Concussions are one of the most prevalant types of brain injuries. They can happen when someone is playing a sport or be the result of a car accident. Anytime a person is hit in the head or otherwise experiences trauma that shakes the brain, a concussion can occur. Knowing if a person has a concussion, though, is not a simple diagnosis. 

Healthline notes that signs and symptoms of a concussion may not always show up right away and could even take months to appear. There are also a large number of symptoms, which can be different from person to person. While one person may experience memory loss, confusion and double vision, another person may have a headache, slight dizziness and nausea. 

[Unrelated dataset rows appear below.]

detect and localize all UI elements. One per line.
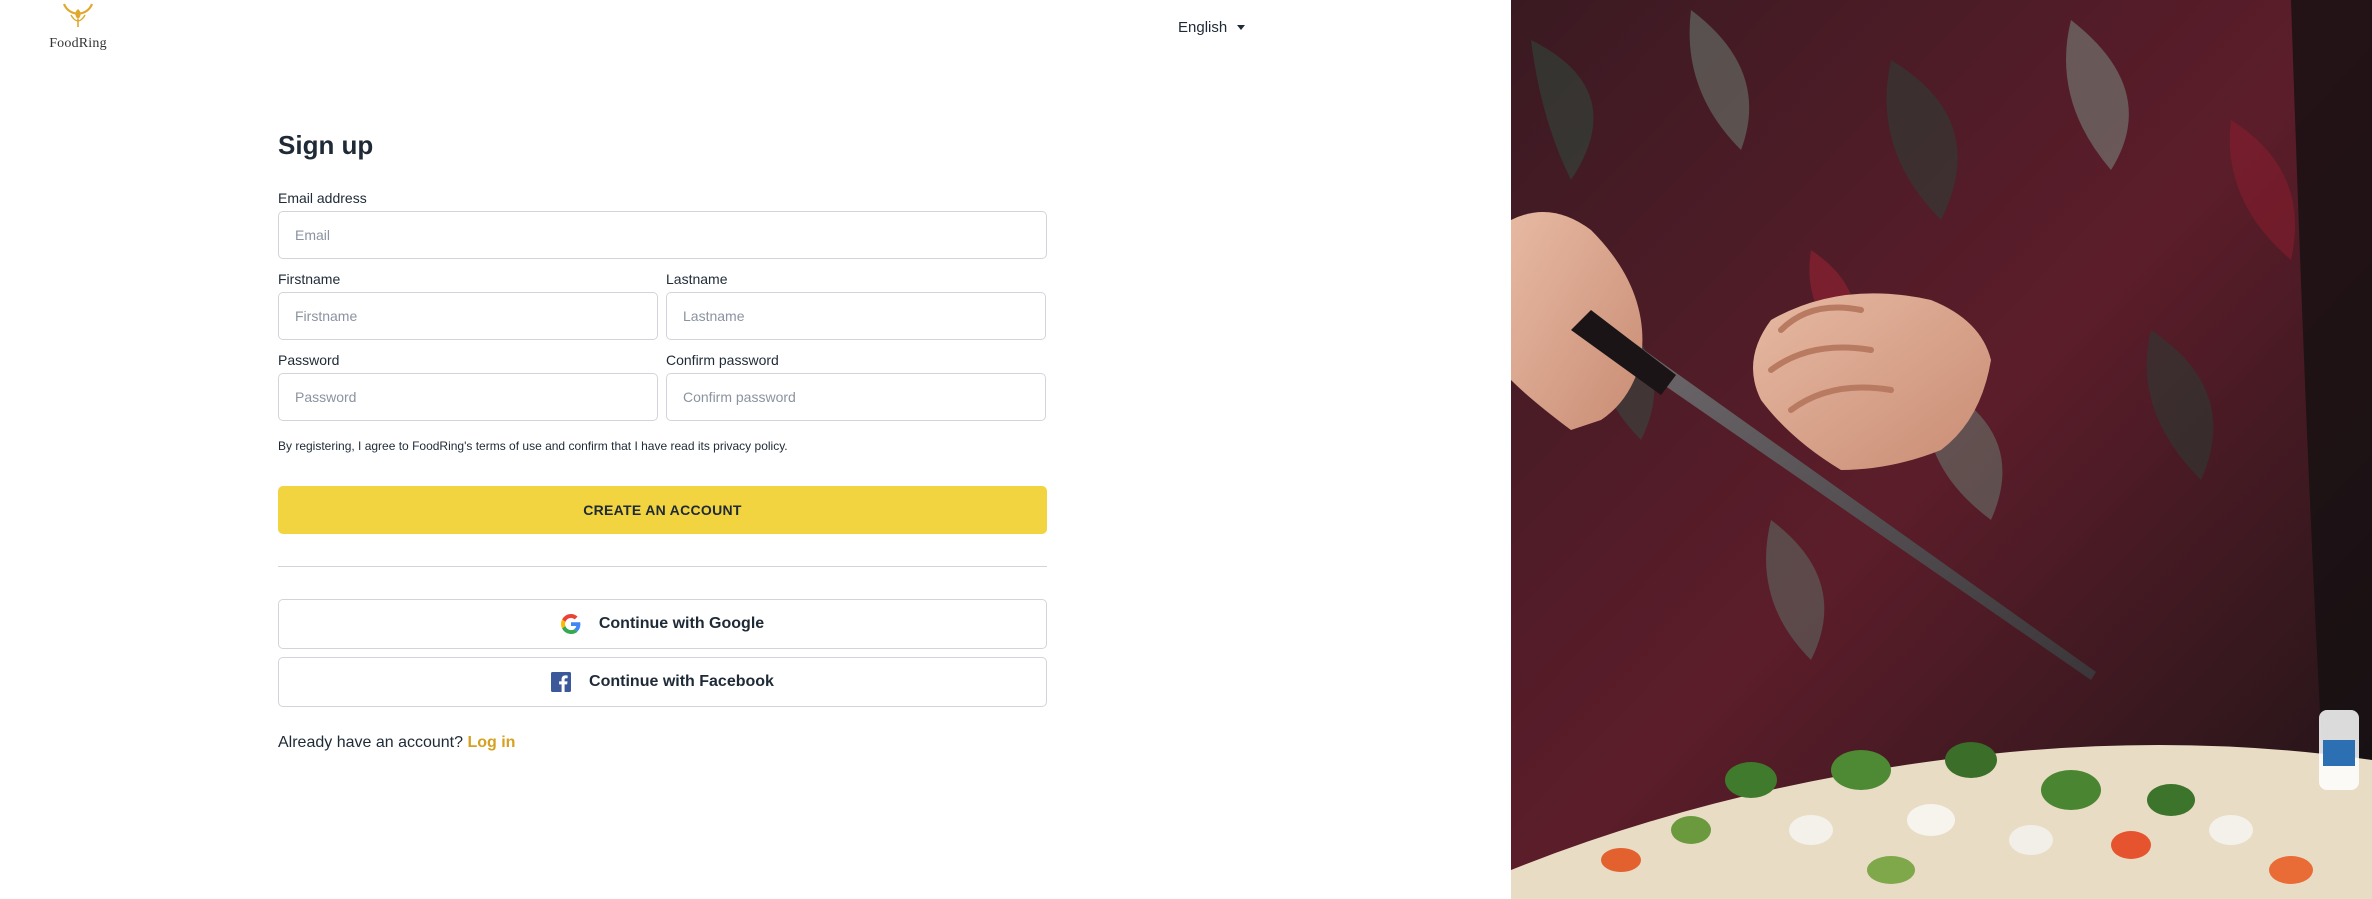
lastname-label: Lastname [666, 271, 728, 287]
login-prompt: Already have an account? Log in [278, 734, 1047, 752]
password-label: Password [278, 352, 340, 368]
divider [278, 566, 1047, 567]
signup-panel: FoodRing English Sign up Email address F… [0, 0, 1511, 899]
caret-down-icon [1237, 25, 1246, 30]
terms-text: By registering, I agree to FoodRing's te… [278, 439, 788, 453]
confirm-password-field[interactable] [666, 373, 1046, 421]
google-icon [560, 614, 581, 634]
lastname-field[interactable] [666, 292, 1046, 340]
chef-cutting-pizza-image [1511, 0, 2372, 899]
page-title: Sign up [278, 130, 374, 160]
google-signin-button[interactable]: Continue with Google [278, 599, 1047, 649]
hero-photo [1511, 0, 2372, 899]
facebook-button-label: Continue with Facebook [589, 673, 774, 690]
confirm-password-label: Confirm password [666, 352, 779, 368]
language-selector[interactable]: English [1178, 19, 1246, 36]
password-row: Password Confirm password [278, 352, 1047, 421]
password-group: Password [278, 352, 658, 421]
google-button-label: Continue with Google [598, 615, 765, 632]
create-account-button[interactable]: CREATE AN ACCOUNT [278, 486, 1047, 534]
firstname-field[interactable] [278, 292, 658, 340]
email-group: Email address [278, 190, 1047, 259]
foodring-logo-icon [62, 3, 94, 27]
signup-form: Sign up Email address Firstname Lastname… [278, 128, 1047, 752]
confirm-password-group: Confirm password [666, 352, 1046, 421]
brand-name: FoodRing [49, 36, 107, 51]
lastname-group: Lastname [666, 271, 1046, 340]
facebook-signin-button[interactable]: Continue with Facebook [278, 657, 1047, 707]
login-link[interactable]: Log in [467, 734, 515, 751]
login-prompt-text: Already have an account? [278, 734, 464, 751]
facebook-icon [551, 672, 572, 692]
language-label: English [1178, 19, 1228, 36]
password-field[interactable] [278, 373, 658, 421]
firstname-group: Firstname [278, 271, 658, 340]
brand-logo[interactable]: FoodRing [46, 0, 110, 56]
name-row: Firstname Lastname [278, 271, 1047, 340]
email-label: Email address [278, 190, 367, 206]
firstname-label: Firstname [278, 271, 341, 287]
email-field[interactable] [278, 211, 1047, 259]
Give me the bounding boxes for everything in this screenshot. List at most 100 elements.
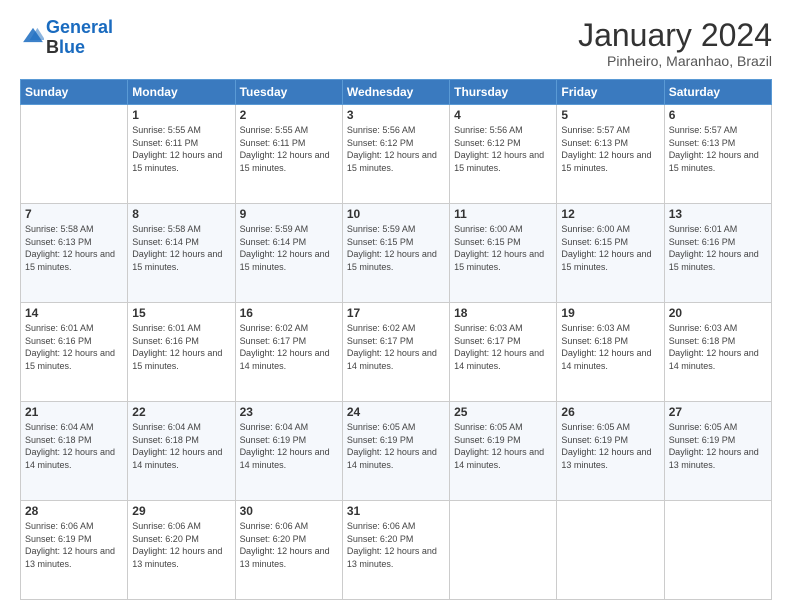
- day-number: 31: [347, 504, 445, 518]
- calendar-cell: [21, 105, 128, 204]
- day-number: 5: [561, 108, 659, 122]
- calendar-cell: 28 Sunrise: 6:06 AMSunset: 6:19 PMDaylig…: [21, 501, 128, 600]
- day-number: 13: [669, 207, 767, 221]
- calendar-cell: 16 Sunrise: 6:02 AMSunset: 6:17 PMDaylig…: [235, 303, 342, 402]
- day-info: Sunrise: 6:00 AMSunset: 6:15 PMDaylight:…: [454, 224, 544, 272]
- day-info: Sunrise: 6:02 AMSunset: 6:17 PMDaylight:…: [240, 323, 330, 371]
- day-info: Sunrise: 6:05 AMSunset: 6:19 PMDaylight:…: [669, 422, 759, 470]
- logo-icon: [22, 24, 44, 46]
- calendar-cell: 6 Sunrise: 5:57 AMSunset: 6:13 PMDayligh…: [664, 105, 771, 204]
- day-number: 29: [132, 504, 230, 518]
- day-number: 11: [454, 207, 552, 221]
- day-number: 14: [25, 306, 123, 320]
- calendar-cell: 5 Sunrise: 5:57 AMSunset: 6:13 PMDayligh…: [557, 105, 664, 204]
- calendar-cell: 20 Sunrise: 6:03 AMSunset: 6:18 PMDaylig…: [664, 303, 771, 402]
- calendar-cell: [664, 501, 771, 600]
- header-row: Sunday Monday Tuesday Wednesday Thursday…: [21, 80, 772, 105]
- calendar-week-4: 28 Sunrise: 6:06 AMSunset: 6:19 PMDaylig…: [21, 501, 772, 600]
- day-number: 18: [454, 306, 552, 320]
- col-saturday: Saturday: [664, 80, 771, 105]
- day-info: Sunrise: 6:03 AMSunset: 6:18 PMDaylight:…: [669, 323, 759, 371]
- calendar-cell: 8 Sunrise: 5:58 AMSunset: 6:14 PMDayligh…: [128, 204, 235, 303]
- day-number: 21: [25, 405, 123, 419]
- month-title: January 2024: [578, 18, 772, 53]
- calendar-cell: 18 Sunrise: 6:03 AMSunset: 6:17 PMDaylig…: [450, 303, 557, 402]
- day-number: 4: [454, 108, 552, 122]
- day-number: 2: [240, 108, 338, 122]
- calendar-cell: 10 Sunrise: 5:59 AMSunset: 6:15 PMDaylig…: [342, 204, 449, 303]
- day-info: Sunrise: 6:05 AMSunset: 6:19 PMDaylight:…: [454, 422, 544, 470]
- col-thursday: Thursday: [450, 80, 557, 105]
- day-number: 16: [240, 306, 338, 320]
- day-number: 17: [347, 306, 445, 320]
- day-number: 24: [347, 405, 445, 419]
- day-info: Sunrise: 6:06 AMSunset: 6:20 PMDaylight:…: [240, 521, 330, 569]
- calendar-cell: 15 Sunrise: 6:01 AMSunset: 6:16 PMDaylig…: [128, 303, 235, 402]
- day-number: 19: [561, 306, 659, 320]
- day-info: Sunrise: 5:59 AMSunset: 6:14 PMDaylight:…: [240, 224, 330, 272]
- day-info: Sunrise: 5:58 AMSunset: 6:13 PMDaylight:…: [25, 224, 115, 272]
- calendar-cell: 26 Sunrise: 6:05 AMSunset: 6:19 PMDaylig…: [557, 402, 664, 501]
- calendar-cell: 4 Sunrise: 5:56 AMSunset: 6:12 PMDayligh…: [450, 105, 557, 204]
- calendar-cell: 30 Sunrise: 6:06 AMSunset: 6:20 PMDaylig…: [235, 501, 342, 600]
- day-info: Sunrise: 6:06 AMSunset: 6:20 PMDaylight:…: [132, 521, 222, 569]
- calendar-cell: 27 Sunrise: 6:05 AMSunset: 6:19 PMDaylig…: [664, 402, 771, 501]
- col-wednesday: Wednesday: [342, 80, 449, 105]
- calendar-cell: 25 Sunrise: 6:05 AMSunset: 6:19 PMDaylig…: [450, 402, 557, 501]
- col-friday: Friday: [557, 80, 664, 105]
- logo: GeneralBlue: [20, 18, 113, 58]
- day-info: Sunrise: 6:01 AMSunset: 6:16 PMDaylight:…: [669, 224, 759, 272]
- calendar-week-1: 7 Sunrise: 5:58 AMSunset: 6:13 PMDayligh…: [21, 204, 772, 303]
- day-info: Sunrise: 5:56 AMSunset: 6:12 PMDaylight:…: [347, 125, 437, 173]
- day-number: 7: [25, 207, 123, 221]
- day-info: Sunrise: 6:06 AMSunset: 6:20 PMDaylight:…: [347, 521, 437, 569]
- day-info: Sunrise: 5:55 AMSunset: 6:11 PMDaylight:…: [240, 125, 330, 173]
- day-info: Sunrise: 5:55 AMSunset: 6:11 PMDaylight:…: [132, 125, 222, 173]
- day-info: Sunrise: 6:01 AMSunset: 6:16 PMDaylight:…: [25, 323, 115, 371]
- location: Pinheiro, Maranhao, Brazil: [578, 53, 772, 69]
- day-number: 28: [25, 504, 123, 518]
- col-tuesday: Tuesday: [235, 80, 342, 105]
- day-number: 3: [347, 108, 445, 122]
- calendar-cell: 1 Sunrise: 5:55 AMSunset: 6:11 PMDayligh…: [128, 105, 235, 204]
- title-block: January 2024 Pinheiro, Maranhao, Brazil: [578, 18, 772, 69]
- day-info: Sunrise: 5:59 AMSunset: 6:15 PMDaylight:…: [347, 224, 437, 272]
- calendar-cell: 7 Sunrise: 5:58 AMSunset: 6:13 PMDayligh…: [21, 204, 128, 303]
- day-info: Sunrise: 6:05 AMSunset: 6:19 PMDaylight:…: [561, 422, 651, 470]
- day-number: 26: [561, 405, 659, 419]
- day-number: 8: [132, 207, 230, 221]
- day-info: Sunrise: 6:04 AMSunset: 6:18 PMDaylight:…: [25, 422, 115, 470]
- day-info: Sunrise: 6:03 AMSunset: 6:18 PMDaylight:…: [561, 323, 651, 371]
- day-number: 20: [669, 306, 767, 320]
- day-info: Sunrise: 5:56 AMSunset: 6:12 PMDaylight:…: [454, 125, 544, 173]
- calendar-cell: [557, 501, 664, 600]
- calendar-table: Sunday Monday Tuesday Wednesday Thursday…: [20, 79, 772, 600]
- header: GeneralBlue January 2024 Pinheiro, Maran…: [20, 18, 772, 69]
- day-info: Sunrise: 6:01 AMSunset: 6:16 PMDaylight:…: [132, 323, 222, 371]
- day-info: Sunrise: 6:05 AMSunset: 6:19 PMDaylight:…: [347, 422, 437, 470]
- day-info: Sunrise: 6:02 AMSunset: 6:17 PMDaylight:…: [347, 323, 437, 371]
- calendar-cell: 24 Sunrise: 6:05 AMSunset: 6:19 PMDaylig…: [342, 402, 449, 501]
- day-number: 25: [454, 405, 552, 419]
- day-info: Sunrise: 5:57 AMSunset: 6:13 PMDaylight:…: [561, 125, 651, 173]
- calendar-week-2: 14 Sunrise: 6:01 AMSunset: 6:16 PMDaylig…: [21, 303, 772, 402]
- day-info: Sunrise: 6:04 AMSunset: 6:18 PMDaylight:…: [132, 422, 222, 470]
- day-info: Sunrise: 5:57 AMSunset: 6:13 PMDaylight:…: [669, 125, 759, 173]
- day-number: 10: [347, 207, 445, 221]
- calendar-cell: 17 Sunrise: 6:02 AMSunset: 6:17 PMDaylig…: [342, 303, 449, 402]
- col-monday: Monday: [128, 80, 235, 105]
- calendar-cell: 14 Sunrise: 6:01 AMSunset: 6:16 PMDaylig…: [21, 303, 128, 402]
- calendar-cell: 11 Sunrise: 6:00 AMSunset: 6:15 PMDaylig…: [450, 204, 557, 303]
- day-info: Sunrise: 6:06 AMSunset: 6:19 PMDaylight:…: [25, 521, 115, 569]
- calendar-cell: 31 Sunrise: 6:06 AMSunset: 6:20 PMDaylig…: [342, 501, 449, 600]
- calendar-cell: 22 Sunrise: 6:04 AMSunset: 6:18 PMDaylig…: [128, 402, 235, 501]
- day-number: 1: [132, 108, 230, 122]
- calendar-cell: [450, 501, 557, 600]
- calendar-cell: 2 Sunrise: 5:55 AMSunset: 6:11 PMDayligh…: [235, 105, 342, 204]
- day-info: Sunrise: 5:58 AMSunset: 6:14 PMDaylight:…: [132, 224, 222, 272]
- calendar-cell: 13 Sunrise: 6:01 AMSunset: 6:16 PMDaylig…: [664, 204, 771, 303]
- calendar-week-0: 1 Sunrise: 5:55 AMSunset: 6:11 PMDayligh…: [21, 105, 772, 204]
- calendar-cell: 29 Sunrise: 6:06 AMSunset: 6:20 PMDaylig…: [128, 501, 235, 600]
- logo-text: GeneralBlue: [46, 18, 113, 58]
- calendar-week-3: 21 Sunrise: 6:04 AMSunset: 6:18 PMDaylig…: [21, 402, 772, 501]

The Centers for Disease Control helps make diagnosis of this brain injury a bit easier by categorizing symptoms into four areas. These categories include physical, emotional, thinking and sleep. The physical category includes symptoms such as balance problems, dizziness, headaches, light and noise sensitivity, a lack of energy and nausea. Emotional symptoms include anxiety, irritability and changes in moods. Thinking symptoms include concentration problems, memory issues and general trouble with thinking processes. The sleep category includes any issues falling asleep, staying asleep or any changes to sleeping patterns. 

The injured person may not even recognize some of the symptoms. It may take someone else noticing the changes in the person to help connect the dots and lead to a diagnosis of a concussion. Doctors often rely on being told about the symptoms to make a proper diagnosis, which is why concussions are sometimes not diagnosed or misdiagnosed.